When you have a model like the 458 Italia to start with, admits Fabrizio Valentini, your job is actually relatively easy. “The proportions of that car”, he says, “are so perfect that we were certain that any derivative would have kept the original spirit and elegance intact.” Valentini is the director of Pininfarina design, while the car in question is the latest addition to the Ferrari stable, the 458 Spider. Presented at Frankfurt, the Spider is the world’s first mid-engined two-seater to adopt a folding hard-top (in aluminium) rather than a soft-top.

“This is an extremely innovative concept” says Ferrari design director Flavio Manzoni, who was responsible for the interior of the car and also supervised the final stages of industrialisation for the exterior. “The roof is in two parts and folds onto itself in just 14 seconds, while the rear screen acts as a wind breaker.
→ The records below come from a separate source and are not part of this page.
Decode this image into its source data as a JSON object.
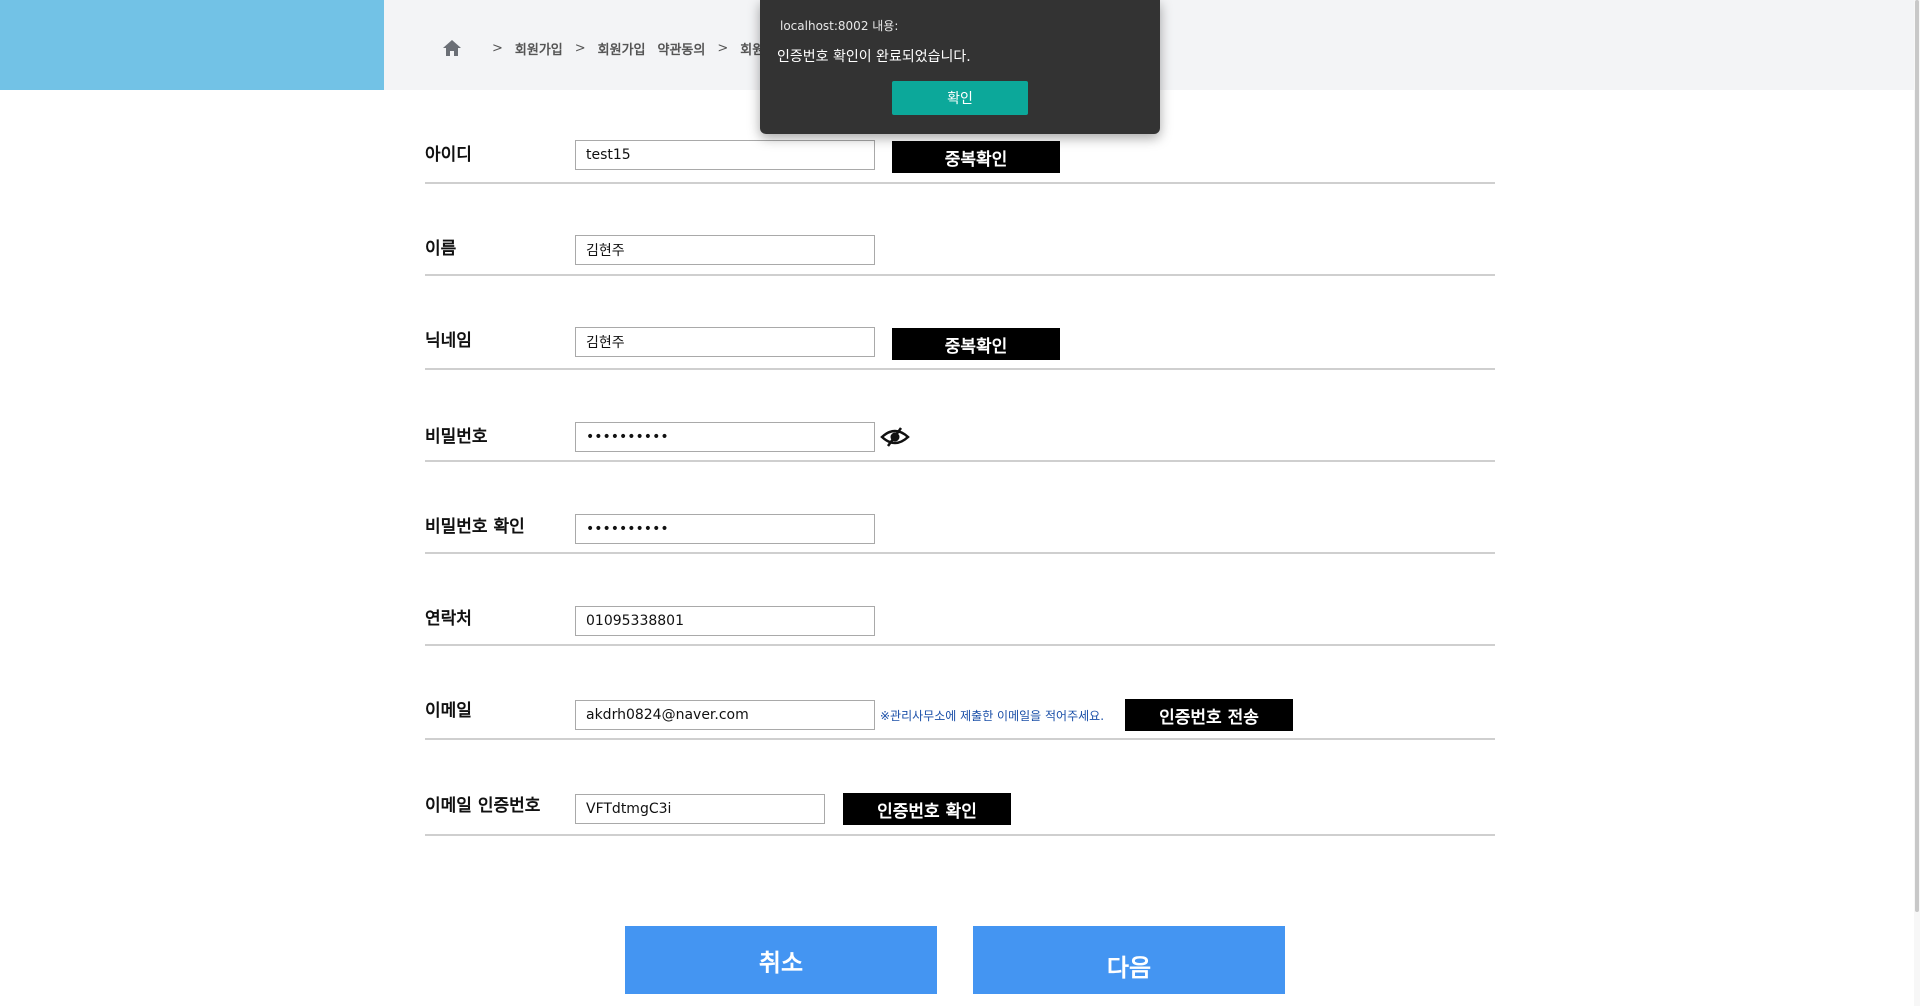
{
  "breadcrumb": {
    "home_icon": "home-icon",
    "separator": ">",
    "items": [
      "회원가입",
      "회원가입",
      "약관동의",
      "회원"
    ]
  },
  "form": {
    "id": {
      "label": "아이디",
      "value": "test15",
      "button": "중복확인"
    },
    "name": {
      "label": "이름",
      "value": "김현주"
    },
    "nickname": {
      "label": "닉네임",
      "value": "김현주",
      "button": "중복확인"
    },
    "password": {
      "label": "비밀번호",
      "value": "••••••••••",
      "toggle_icon": "eye-slash-icon"
    },
    "password_confirm": {
      "label": "비밀번호 확인",
      "value": "••••••••••"
    },
    "phone": {
      "label": "연락처",
      "value": "01095338801"
    },
    "email": {
      "label": "이메일",
      "value": "akdrh0824@naver.com",
      "note": "※관리사무소에 제출한 이메일을 적어주세요.",
      "button": "인증번호 전송"
    },
    "email_code": {
      "label": "이메일 인증번호",
      "value": "VFTdtmgC3i",
      "button": "인증번호 확인"
    }
  },
  "actions": {
    "cancel": "취소",
    "next": "다음"
  },
  "alert": {
    "title": "localhost:8002 내용:",
    "message": "인증번호 확인이 완료되었습니다.",
    "ok": "확인"
  },
  "colors": {
    "header_blue": "#72c2e6",
    "primary_button": "#4495f2",
    "alert_ok": "#0ca89a",
    "note_text": "#1a4fa8"
  }
}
It also takes up very little space, leaving us more room for the interior than we could ever have hoped for otherwise.” Behind the seats is a bench for suitcases or the inevitable golf bag.

While Ferrari doesn’t openly admit it, this new – and patented – aluminium roof could possibly send the canvas soft-top into definitive retirement: including the kinematics, the new system weighs 25 kg less than the soft-top of the 430 Spider, but it also offers benefits in terms of noise and aerodynamics. As a result, the car weighs just 50 kg more than the 458 Italia. The 4499 cc, 570 bhp V8 powerplant (‘engine of the year’ in 2010) remains the same, translating to practically identical performance (0-100 km/h in 3.4 seconds, top speed 320 km/h) and fuel consumption figures (11.8 litres/100 km and relatively low CO2 emissions of 275 g/km) as the Italia.